IMEC Develops Wireless ECG Patch for Heart Monitoring

IMEC has developed a wireless ECG (electrocardiography) patch for the continuous monitoring of cardiac activity and heart rate. Wearable, wire-free and easy to set-up, the system removes disturbances and discomfort caused by current cardiac monitoring systems. This is a major advantage for body-worn sensors, a key theme in the Human++ program within the Holst Centre.

The ECG patch is a hybrid system combining electronic assembly on a flexible Polyimide substrate and textile integration. This allows achieving flexibility and stretchability. Standard ECG electrodes are used for attachment to the body. The ECG patch can fit body curves and allows optimal, personalized, placement of the electrodes. It can therefore be used to monitor cardiac activity ‘on-the-move’ in daily-life conditions, thus opening new perspectives for cardiovascular disease management. Placed on the arm or on the leg, the same system can also be used to monitor muscle activity (EMG).

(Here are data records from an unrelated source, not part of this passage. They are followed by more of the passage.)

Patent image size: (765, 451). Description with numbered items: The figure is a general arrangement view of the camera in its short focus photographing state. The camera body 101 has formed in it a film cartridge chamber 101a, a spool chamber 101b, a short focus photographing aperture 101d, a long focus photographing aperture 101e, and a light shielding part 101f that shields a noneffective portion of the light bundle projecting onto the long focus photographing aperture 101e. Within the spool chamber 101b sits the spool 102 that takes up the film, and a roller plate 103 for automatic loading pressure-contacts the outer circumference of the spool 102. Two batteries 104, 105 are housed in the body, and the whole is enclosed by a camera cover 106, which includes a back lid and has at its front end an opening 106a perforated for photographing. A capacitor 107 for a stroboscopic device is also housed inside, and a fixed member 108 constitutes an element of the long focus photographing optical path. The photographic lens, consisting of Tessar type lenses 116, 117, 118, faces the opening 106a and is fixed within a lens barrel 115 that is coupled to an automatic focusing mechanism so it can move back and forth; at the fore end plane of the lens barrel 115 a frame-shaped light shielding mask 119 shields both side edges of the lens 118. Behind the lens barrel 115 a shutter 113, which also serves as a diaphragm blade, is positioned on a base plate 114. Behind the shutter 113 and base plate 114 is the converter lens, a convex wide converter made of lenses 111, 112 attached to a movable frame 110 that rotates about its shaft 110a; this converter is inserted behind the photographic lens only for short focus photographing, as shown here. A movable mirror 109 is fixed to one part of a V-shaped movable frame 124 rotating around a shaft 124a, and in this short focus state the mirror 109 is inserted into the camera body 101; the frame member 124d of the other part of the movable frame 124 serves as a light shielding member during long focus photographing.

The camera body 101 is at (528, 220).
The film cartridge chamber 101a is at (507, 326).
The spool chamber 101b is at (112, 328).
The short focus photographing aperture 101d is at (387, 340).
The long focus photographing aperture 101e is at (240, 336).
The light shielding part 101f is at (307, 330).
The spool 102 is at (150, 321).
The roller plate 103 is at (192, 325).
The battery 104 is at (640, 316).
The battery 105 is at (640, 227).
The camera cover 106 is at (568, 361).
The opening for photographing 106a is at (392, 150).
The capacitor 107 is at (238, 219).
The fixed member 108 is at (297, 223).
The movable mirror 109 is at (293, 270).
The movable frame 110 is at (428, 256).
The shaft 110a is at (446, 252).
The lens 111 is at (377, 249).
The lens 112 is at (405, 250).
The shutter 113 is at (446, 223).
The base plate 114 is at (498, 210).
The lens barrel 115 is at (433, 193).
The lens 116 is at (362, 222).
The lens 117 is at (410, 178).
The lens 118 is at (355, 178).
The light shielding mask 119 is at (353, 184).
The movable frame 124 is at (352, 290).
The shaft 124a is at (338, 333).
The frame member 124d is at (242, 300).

The core of the wireless ECG patch consists of a miniaturized wireless sensor node integrated on a flexible, Polyimide, substrate. It integrates IMEC’s proprietary single-channel ultra-low-power biopotential ASIC for the monitoring of the ECG signal. It also includes a commercial microprocessor enabling local digital signal processing, a 2.4GHz radio link and a miniaturized rechargeable Lithium-ion battery. The battery is placed under the electronic components to ensure the local rigidity required for long-term functioning of the electronic components. In addition, the sensor node features a fork-antenna and a snap-on connector (for connection to the electrode). The total size of the flexible core part is 60x20mm2. Two additional snap-on connectors are coupled to the central part with short conductive wires. The complete system is then integrated into textile to form the ECG patch. The use of very short wires and their integration into textile allows the minimization of an important source of artifacts due to wire movement.

The wireless ECG patch can work in continuous monitoring mode, in which the ECG – or EMG – data is continuously transmitted to the receiver (sample frequency between 250 and 1000Hz). For cases in which only heart rate information is required, the heart rate can be computed locally on the node and then sent over-air to the receiver. This allows drastic reduction of the use of the radio and hence increases the autonomy of the system. The embedded miniaturized rechargeable battery offers a capacity of 175mAh, which allows for an optimal autonomy of the system varying from one day in continuous monitoring to several days for simple heart rate monitoring. The signal is sent to a receiver connected to a PC or to a data-logger for later download on a computer.

In the next development phase, the demonstrator will be demonstrated and tested in clinical trials. A few more years are expected to be needed before companies will integrate the technology in actual products.

The system is a tangible demonstrator of the Human++ program researching healthcare, lifestyle and sport applications of body area networks. Interested parties can get more insight in this research or license the underlying technologies through membership of the program.

About IMEC
IMEC is a world-leading independent research center in nanoelectronics and nanotechnology. Its research focuses on the next generations of chips and systems, and on the enabling technologies for ambient intelligence. IMEC’s research bridges the gap between fundamental research at universities and technology development in industry. Its unique balance of processing and system know-how, intellectual property portfolio, state-of-the-art infrastructure and its strong network of companies, universities and research institutes worldwide position IMEC as a key partner for shaping technologies for future systems. IMEC vzw is headquartered in Leuven, Belgium, has a sister company in the Netherlands, IMEC-NL, concentrating on wireless autonomous transducer solutions, and has representatives in the US, China and Japan. Its staff of more than 1500 people includes more than 500 industrial residents and guest researchers. In 2006, its revenue (P&L) was EUR 227 million.

About the Holst Centre
The Holst Centre was set up in 2005 with support from Economic Affairs of the Netherlands and the Flemish Government and is located on the High Tech Campus in Eindhoven. The center is the creation of IMEC (Flanders, Belgium) and TNO (The Netherlands) and will grow into an international recognized open R&D institute that develops generic technologies and technology platforms for autonomous wireless transducer solutions and systems-on-foil. The activities on wireless autonomous transducer solutions in the Holst Centre are run by IMEC-NL, the sister company of the Belgian research centre IMEC. Interaction and cooperation with both academia and industry, including small- and medium-sized enterprises, enables the Holst Centre to tune its scientific strategy to the long-term corporate strategies of its partners. A beneficial transfer of technology to the industry is guaranteed and market requirements can be anticipated.